Inner West Sydney hip-hop crew Triple One have set the bar high. In 2020, they delivered a first blockbuster, “Panic Force”. Now they’re back with their inaugural mixtape, ‘A Dangerous Method Vol. 1’ – and they dipped their toes in the rave. But is this a declaration or a palliative?
Triple One – MCs Obi III Terrors and Marty Bugatti, singer Lil Dijon and DJ/producer Billy Gunns – reached No. 8 on the ARIA Albums Chart with “Panic Force.” Yet inevitably his promotion and the momentum of Triple One have been limited by COVID-19, with border closures and distracted audiences.
As such, “A Dangerous Method” – the first of two volumes to materialize in 2022 – can be read as a strategic post-pandemic venture, allowing Triple One to tour and further capitalize on their July appearance at Splendor. In The Grass. They released the lead single last September, “Blood Rave,” the carnal electronic R&B track co-produced by Lucianblomkamp, with Dijon stealing the show.
For “Panic Force,” Triple One introduced “a post-apocalyptic space theme.” By contrast, ‘A Dangerous Method’, a collection of tracks accumulated during lockdown, lacks an obvious purpose.

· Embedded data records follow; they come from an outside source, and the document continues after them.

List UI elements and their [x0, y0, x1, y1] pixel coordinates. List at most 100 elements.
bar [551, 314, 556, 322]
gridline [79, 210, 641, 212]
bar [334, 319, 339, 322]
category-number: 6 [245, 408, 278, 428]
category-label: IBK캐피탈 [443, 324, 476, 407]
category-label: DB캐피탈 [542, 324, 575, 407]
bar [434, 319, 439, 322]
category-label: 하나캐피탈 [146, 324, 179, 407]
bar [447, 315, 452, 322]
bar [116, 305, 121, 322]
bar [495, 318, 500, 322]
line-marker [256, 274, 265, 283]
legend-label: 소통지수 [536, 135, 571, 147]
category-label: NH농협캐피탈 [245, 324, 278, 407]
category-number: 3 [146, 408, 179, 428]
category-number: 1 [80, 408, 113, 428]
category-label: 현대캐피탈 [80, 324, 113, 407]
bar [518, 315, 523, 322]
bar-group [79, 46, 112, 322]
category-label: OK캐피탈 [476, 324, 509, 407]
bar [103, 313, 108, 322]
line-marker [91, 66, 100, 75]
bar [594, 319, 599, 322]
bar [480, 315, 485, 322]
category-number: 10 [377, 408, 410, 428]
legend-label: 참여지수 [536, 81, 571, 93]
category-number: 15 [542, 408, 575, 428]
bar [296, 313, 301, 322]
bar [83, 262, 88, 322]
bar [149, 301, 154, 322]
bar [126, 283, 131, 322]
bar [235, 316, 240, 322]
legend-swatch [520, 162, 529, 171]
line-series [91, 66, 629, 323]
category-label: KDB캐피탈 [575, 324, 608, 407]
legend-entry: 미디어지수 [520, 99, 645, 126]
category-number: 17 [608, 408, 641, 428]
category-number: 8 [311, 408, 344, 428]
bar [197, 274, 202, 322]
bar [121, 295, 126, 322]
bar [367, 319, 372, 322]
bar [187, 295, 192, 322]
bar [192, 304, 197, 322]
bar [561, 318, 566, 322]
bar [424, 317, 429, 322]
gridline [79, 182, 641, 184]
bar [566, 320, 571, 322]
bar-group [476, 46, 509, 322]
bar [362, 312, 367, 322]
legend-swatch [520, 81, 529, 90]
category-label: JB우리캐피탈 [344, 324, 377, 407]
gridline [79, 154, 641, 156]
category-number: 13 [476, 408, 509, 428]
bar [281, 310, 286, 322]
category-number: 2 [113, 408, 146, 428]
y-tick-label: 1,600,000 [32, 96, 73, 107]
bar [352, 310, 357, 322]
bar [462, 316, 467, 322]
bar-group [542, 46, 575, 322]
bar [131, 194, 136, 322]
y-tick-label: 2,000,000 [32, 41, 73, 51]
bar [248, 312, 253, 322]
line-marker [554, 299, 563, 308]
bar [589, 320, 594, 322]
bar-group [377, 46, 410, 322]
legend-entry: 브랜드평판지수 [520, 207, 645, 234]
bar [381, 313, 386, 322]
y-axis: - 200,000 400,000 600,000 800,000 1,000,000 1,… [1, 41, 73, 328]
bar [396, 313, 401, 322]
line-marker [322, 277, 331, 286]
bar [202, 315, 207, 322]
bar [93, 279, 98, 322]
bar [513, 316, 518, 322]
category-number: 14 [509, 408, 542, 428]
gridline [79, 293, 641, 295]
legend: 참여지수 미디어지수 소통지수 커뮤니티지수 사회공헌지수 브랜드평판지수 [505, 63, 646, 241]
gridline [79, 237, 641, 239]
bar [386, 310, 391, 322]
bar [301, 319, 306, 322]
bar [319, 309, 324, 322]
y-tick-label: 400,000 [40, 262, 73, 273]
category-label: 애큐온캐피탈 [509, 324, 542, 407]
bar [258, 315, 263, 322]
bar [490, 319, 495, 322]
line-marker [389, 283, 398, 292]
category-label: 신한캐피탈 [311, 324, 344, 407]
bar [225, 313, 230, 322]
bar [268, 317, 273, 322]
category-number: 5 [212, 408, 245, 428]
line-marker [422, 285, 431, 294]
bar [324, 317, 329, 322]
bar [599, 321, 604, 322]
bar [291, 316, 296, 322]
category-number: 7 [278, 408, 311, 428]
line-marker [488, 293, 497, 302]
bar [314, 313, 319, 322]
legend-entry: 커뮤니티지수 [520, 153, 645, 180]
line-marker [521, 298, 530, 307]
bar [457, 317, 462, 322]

It shares a title with David Cronenberg’s gripping 2011 film about Sigmund Freud, the pioneering psychoanalyst’s so-called “talk therapy” that has already sparked controversy.
But aside from looting sound bites from Freud’s associate-turned-rival Carl Jung, the cerebral concept isn’t developed — even as Triple One’s lyrics explore the hedonistic impulses and vagaries of romantic relationships, two concerns of long time. The latest single, ‘Neon Dreamboat’, could be a Trippie Redd love ballad, an Auto-Tuned Marty rap chant: “Holy shit / I fell in love with her… Holy shit / I think I screwed up.”
“A Dangerous Method” won’t be mistaken for an album in the way, say, Stevan’s pop ‘n’B mixtapes “Just Kids” and “Ontogeny” were. But it does contain bangers, with Triple One retaining its art-rap ethos and approaching “A Dangerous Method” as an opportunity to experiment more with styles beyond rap – heartily aided by buzzy Sydney producer 18YOMAN, who since ” Panic Force”, was credited on Kid Cudi’s “Man On The Moon III: The Chosen”.
Invariably, Triple One is compared to Brockhampton as a move in its own right. And, as the American “boyband” did on “Iridescence” in 2018, the Sydneysiders revel in rave, big beat and drum ‘n’ bass. ‘Gunshow’ is The Prodigy with a trap twist. The song pivots on a quiet-loud dynamic, Dijon singing spectrally, “Ooh and it’s not just what it seems / Ooh won’t you burn me at the stake / Ooh there’s nothing, nothing I could ever want.” “Smoke and Mirror Machine” merges the haunting electro of Cybotron and the ambient synthscapes of Vangelis, Obi “feigning coping mechanisms:”I was taking cocaine on my worst day.”
Like Dominic Fike, Triple One is also adept at importing cloud rap tropes into alternative rock. Among the mixtape’s quieter moments, “Ghost” is a grungy ode to absent love that culminates in strings. Obi poetically raps, “I keep my feelings in a backpack, in the garden, underground / With the earth and the worms / They’re cold, but they don’t hurt / I don’t know why I turn away. Is it better? Is it worse ?”
“A Dangerous Method Vol 1” may not be the vehicle that takes Triple One to the next level. But it shows the band is back on track after the pandemic derailment and ready to push deeper into uncharted sonic territory.